39.3 Neutral Controls
39.3.1 Good Predictive Controls
Good for precision
# cleans workspace
rm(list = ls())
# DAG
## specify edges
model <- dagitty("dag{x->y; z->y}")
## coordinates for plotting
coordinates(model) <- list(
x = c(x=1, z=2, y=2),
y = c(x=1, z=2, y=1))
## ggplot
ggdag(model) + theme_dag()
Controlling for \(Z\) does not help or hurt identification, but it can increase precision (i.e., reducing SE)
n <- 1e4
z <- rnorm(n)
x <- rnorm(n)
y <- x + 2 * z + rnorm(n)
jtools::export_summs(lm(y ~ x), lm(y ~ x + z))
Model 1 | Model 2 | |
---|---|---|
(Intercept) | 0.01 | 0.01 |
(0.02) | (0.01) | |
x | 1.00 *** | 1.01 *** |
(0.02) | (0.01) | |
z | 2.00 *** | |
(0.01) | ||
N | 10000 | 10000 |
R2 | 0.17 | 0.83 |
*** p < 0.001; ** p < 0.01; * p < 0.05. |
Similar coefficients, but smaller SE when controlling for \(Z\)
Another variation is
# cleans workspace
rm(list = ls())
# DAG
## specify edges
model <- dagitty("dag{x->y; x->m; z->m; m->y}")

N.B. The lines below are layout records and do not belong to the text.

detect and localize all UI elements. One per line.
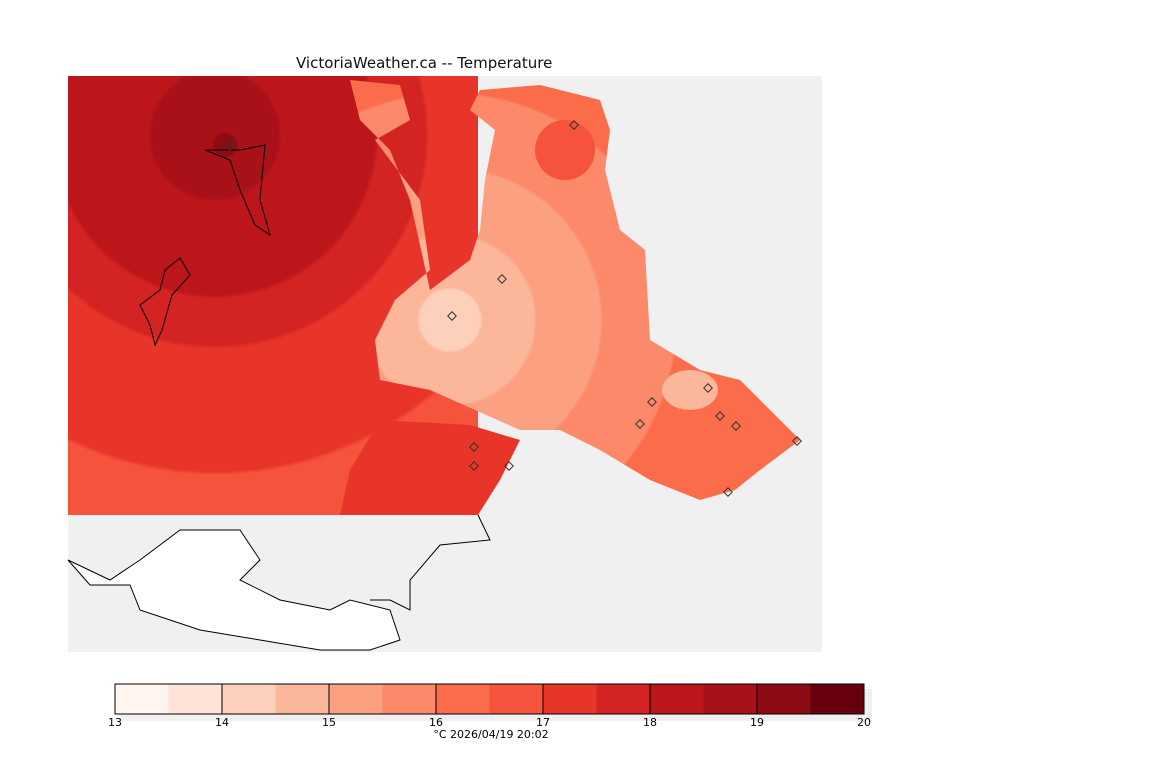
colorbar-swatch [489,684,544,714]
colorbar-swatch [543,684,597,714]
coastline-lake [204,144,271,237]
colorbar-swatch [275,684,330,714]
colorbar-swatch [596,684,651,714]
colorbar-swatch [115,684,169,714]
map-title: VictoriaWeather.ca -- Temperature [296,54,553,72]
coastline-south [370,514,491,611]
colorbar-tick-label: 15 [322,716,336,729]
warm-spot-north [535,120,595,180]
colorbar-caption: °C 2026/04/19 20:02 [433,728,548,741]
colorbar-swatch [329,684,383,714]
colorbar-tick-label: 16 [429,716,443,729]
map-area [67,76,822,652]
colorbar-tick-label: 19 [750,716,764,729]
colorbar-swatch [222,684,276,714]
colorbar-swatch [436,684,490,714]
coastline-inlet [139,257,191,347]
station-markers [225,120,802,497]
colorbar-swatch [382,684,437,714]
colorbar-swatch [650,684,704,714]
cool-spot-east [662,370,718,410]
land-outside-domain [67,529,401,651]
colorbar-swatch [810,684,865,714]
colorbar-tick-label: 20 [857,716,871,729]
colorbar: 13 14 15 16 17 18 19 20 °C 2026/04/19 20:02 [108,683,872,741]
colorbar-swatch [168,684,223,714]
colorbar-swatch [703,684,758,714]
colorbar-tick-label: 13 [108,716,122,729]
colorbar-swatch [757,684,811,714]
warm-core [213,133,237,157]
colorbar-tick-label: 17 [536,716,550,729]
colorbar-tick-label: 18 [643,716,657,729]
colorbar-tick-label: 14 [215,716,229,729]
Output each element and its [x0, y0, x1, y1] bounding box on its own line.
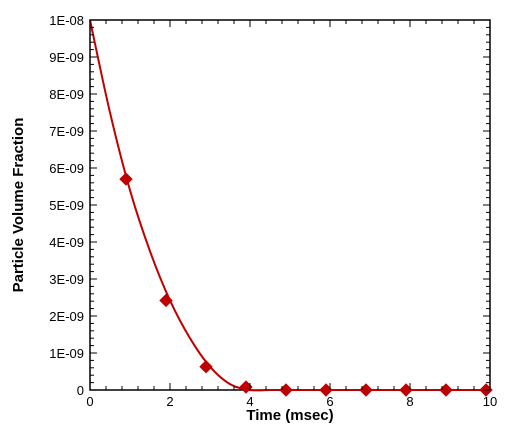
y-axis-title: Particle Volume Fraction: [10, 118, 27, 293]
plot-frame: [89, 19, 491, 391]
y-tick-label: 3E-09: [49, 272, 84, 287]
y-tick-label: 8E-09: [49, 87, 84, 102]
series-line: [89, 19, 490, 392]
series-markers: [119, 172, 493, 397]
y-tick-label: 0: [77, 383, 84, 398]
series-curve: [89, 19, 490, 392]
x-tick-label: 10: [483, 394, 497, 409]
x-tick-label: 0: [86, 394, 93, 409]
data-point: [159, 293, 173, 308]
plot-area: [89, 19, 491, 391]
y-tick-label: 5E-09: [49, 198, 84, 213]
y-tick-label: 6E-09: [49, 161, 84, 176]
x-tick-label: 4: [246, 394, 253, 409]
tick-labels: 0 2 4 6 8 10 0 1E-09 2E-09 3E-09 4E-09 5E-09 6E-09 7E…: [49, 13, 497, 409]
x-axis-title: Time (msec): [246, 407, 333, 424]
y-tick-label: 1E-08: [49, 13, 84, 28]
y-tick-label: 1E-09: [49, 346, 84, 361]
y-tick-label: 9E-09: [49, 50, 84, 65]
data-point: [199, 359, 213, 374]
y-tick-label: 4E-09: [49, 235, 84, 250]
x-tick-label: 2: [166, 394, 173, 409]
y-tick-label: 7E-09: [49, 124, 84, 139]
axis-ticks: [89, 19, 491, 391]
y-tick-label: 2E-09: [49, 309, 84, 324]
x-tick-label: 6: [326, 394, 333, 409]
data-point: [119, 172, 133, 186]
x-tick-label: 8: [406, 394, 413, 409]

## coordinates for plotting
coordinates(model) <- list(
x = c(x=1, z=2, m=2, y=3),
y = c(x=1, z=2, m=1, y=1))
## ggplot
ggdag(model) + theme_dag()
n <- 1e4
z <- rnorm(n)
x <- rnorm(n)
m <- 2 * z + rnorm(n)
y <- x + 2 * m + rnorm(n)
jtools::export_summs(lm(y ~ x), lm(y ~ x + z))
Model 1 | Model 2 | |
---|---|---|
(Intercept) | -0.00 | -0.00 |
(0.05) | (0.02) | |
x | 0.97 *** | 0.99 *** |
(0.05) | (0.02) | |
z | 4.02 *** | |
(0.02) | ||
N | 10000 | 10000 |
R2 | 0.04 | 0.77 |
*** p < 0.001; ** p < 0.01; * p < 0.05. |
Controlling for \(Z\) can reduce SE
39.3.2 Good Selection Bias
# cleans workspace
rm(list = ls())
# DAG
## specify edges
model <- dagitty("dag{x->y; x->z; z->w; u->w;u->y}")
# set u as latent
latents(model) <- "u"
## coordinates for plotting
coordinates(model) <- list(
x = c(x=1, z=2, w=3, u=3, y=5),
y = c(x=3, z=2, w=1, u=4, y=3))
## ggplot
ggdag(model) + theme_dag()
- Unadjusted estimate is unbiased
- Controlling for Z can increase SE
- Controlling for Z while having on W can help identify X
n <- 1e4
x <- rnorm(n)
u <- rnorm(n)
z <- x + rnorm(n)
w <- z + u + rnorm(n)
y <- x - 2*u + rnorm(n)
jtools::export_summs(lm(y ~ x), lm(y ~ x + w), lm(y ~ x + z + w))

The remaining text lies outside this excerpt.